Last week, Congress passed a massive stimulus bill known as The Coronavirus Aid, Relief, and Economic Security (CARES) Act. In it is relief for struggling travel advisors but, as these bills usually are, the language is dense and hard to decipher—so ASTA has stepped in to outline the benefits.
One of the clearest parts of the bill was the $25 billion in loans and loan guarantees reserved for the airlines and “ticket agents,” but there are many ways in which travel advisors can get financial relief from the bill.
“Most members will access relief through the Small Business Administration program,” ASTA President and CEO Zane Kerby told advisors on the webinar.
One of the major benefits of the CARES Act is that it opens access to unemployment benefits to independent contractors and the self-employed.
Workers on 1099 are not usually eligible for unemployment because they don’t pay into state unemployment programs; however, the CARES Act recognizes that this global pandemic has created an unprecedented need for relief. Self-employed people’s incomes have been decimated by this crisis, and now they will be able to have access to these benefits.
“Through the end of the year, ICs who meet the stated criteria can receive benefits through their state unemployment program to essentially the same extent that they would have if they were W2 employees,” said Peter Lobasso, Senior Vice President and General Counsel at ASTA.
The IC only needs to certify that he or she has been adversely impacted by COVID-19 and, but for that, would have been able to be available to work as usual.
“I believe that this requirement will be very loosely interpreted,” said Lobasso.
The amount of the benefit will be determined by each state’s computation system, but it will definitely be based on the IC’s net income for the last tax year. In addition, the IC will be eligible to receive an additional $600 available even if the worker was previously earning less than that.
The benefit will run through the end of the year, and those needing access should contact their state unemployment agency.
Companies with more than 500 employees have access to $454 billion in loans and loan guarantees to support eligible U.S. businesses that have not received adequate relief from other available loan programs. This is in addition to the $25 billion that is earmarked for the airlines and travel agencies.
Applicants for these loans must establish that alternative financing is not reasonably available.
The terms are up to five years; interest is at prevailing market rates prior to COVID-19, and there is no loan forgiveness. The Treasury Department will be publishing application procedures and minimum requirements within 10 days of bill enactment.
SBA Economic Injury Disaster Loans
There are special SBA loans for businesses with fewer than 500 employees. Businesses don’t need to have employees to qualify, so independent contractors and self-employed people qualify for these SBA loans.

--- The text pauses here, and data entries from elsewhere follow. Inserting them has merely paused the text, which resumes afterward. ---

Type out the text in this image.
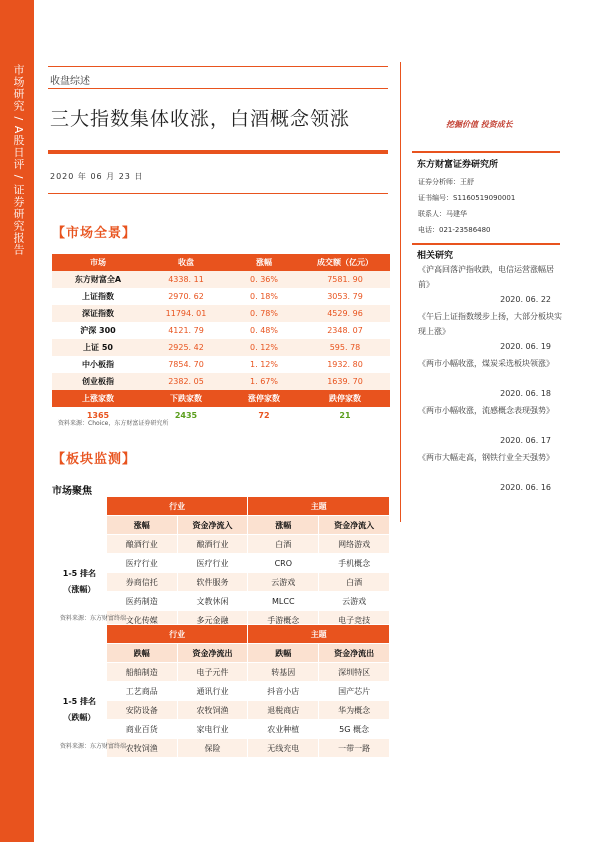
市场研究 / A股日评 / 证券研究报告	收盘综述
三大指数集体收涨，白酒概念领涨
2020 年 06 月 23 日
挖掘价值 投资成长
东方财富证券研究所
证券分析师：王舒
证书编号：S1160519090001
联系人：马建华
电话：021-23586480
相关研究
《沪高回落沪指收跌，电信运营涨幅居前》
2020. 06. 22
《午后上证指数缓步上扬，大部分板块实现上涨》
2020. 06. 19
《两市小幅收涨，煤炭采选板块领涨》
2020. 06. 18
《两市小幅收涨，流感概念表现强势》
2020. 06. 17
《两市大幅走高，钢铁行业全天强势》
2020. 06. 16
【市场全景】
市场	收盘	涨幅	成交额（亿元）
东方财富全A	4338. 11	0. 36%	7581. 90
上证指数	2970. 62	0. 18%	3053. 79
深证指数	11794. 01	0. 78%	4529. 96
沪深 300	4121. 79	0. 48%	2348. 07
上证 50	2925. 42	0. 12%	595. 78
中小板指	7854. 70	1. 12%	1932. 80
创业板指	2382. 05	1. 67%	1639. 70
上涨家数	下跌家数	涨停家数	跌停家数
1365	2435	72	21
资料来源：Choice，东方财富证券研究所
【板块监测】
市场聚焦
	行业		主题	
	涨幅	资金净流入	涨幅	资金净流入
1-5 排名
（涨幅）	酿酒行业	酿酒行业	白酒	网络游戏
	医疗行业	医疗行业	CRO	手机概念
	券商信托	软件服务	云游戏	白酒
	医药制造	文教休闲	MLCC	云游戏
	文化传媒	多元金融	手游概念	电子竞技
资料来源：东方财富终端
	行业		主题	
	跌幅	资金净流出	跌幅	资金净流出
1-5 排名
（跌幅）	船舶制造	电子元件	转基因	深圳特区
	工艺商品	通讯行业	抖音小店	国产芯片
	安防设备	农牧饲渔	退税商店	华为概念
	商业百货	家电行业	农业种植	5G 概念
	农牧饲渔	保险	无线充电	一带一路
资料来源：东方财富终端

Loans provide up to $2 million and are designed to provide working capital for regular business expenses such as rent, payroll, utilities, etc.
The interest rate on these loans is 3.75 percent, and the maximum term is 30 years. There is no collateral or personal guarantee needed, and there is a one-year deferment on the first payment.
As of March 13, all 50 states and Washington, D.C., have been declared disaster areas for SBA purposes.
The SBA says that the best way to apply is online, which will be the fastest way to get approval.
Small Business Interruption Loans
This is a new program that loans up to $10 million to U.S. businesses that fall under the SBA size standards ($22 million in annual revenue or with 500 or fewer employees). Independent contractors and the self-employed are also eligible for these loans. These guidelines are less restrictive than they were previously, and these loans no longer require collateral or guaranty.
The portion of these loans that covers payroll, mortgage, rent or utility expenses from February 15 to June 30 may be eligible for loan forgiveness in whole or in part.
There is a less rigorous application process for these loans, and they have fixed low-interest rates and terms of up to 10 years.
Airline Economic Stabilization Loans
There is $25 billion set aside for Airline Economic Stabilization Loans. These are available through the Treasury Department for “ticket agents” and other related aviation industries. The Treasury Secretary and the Secretary of Transportation allocate these funds, and ASTA will work with these departments to implement the provision.
ASTA said that this portion of the relief package is probably going to take the most time to sort through because it is done in consultation with so many outside partners.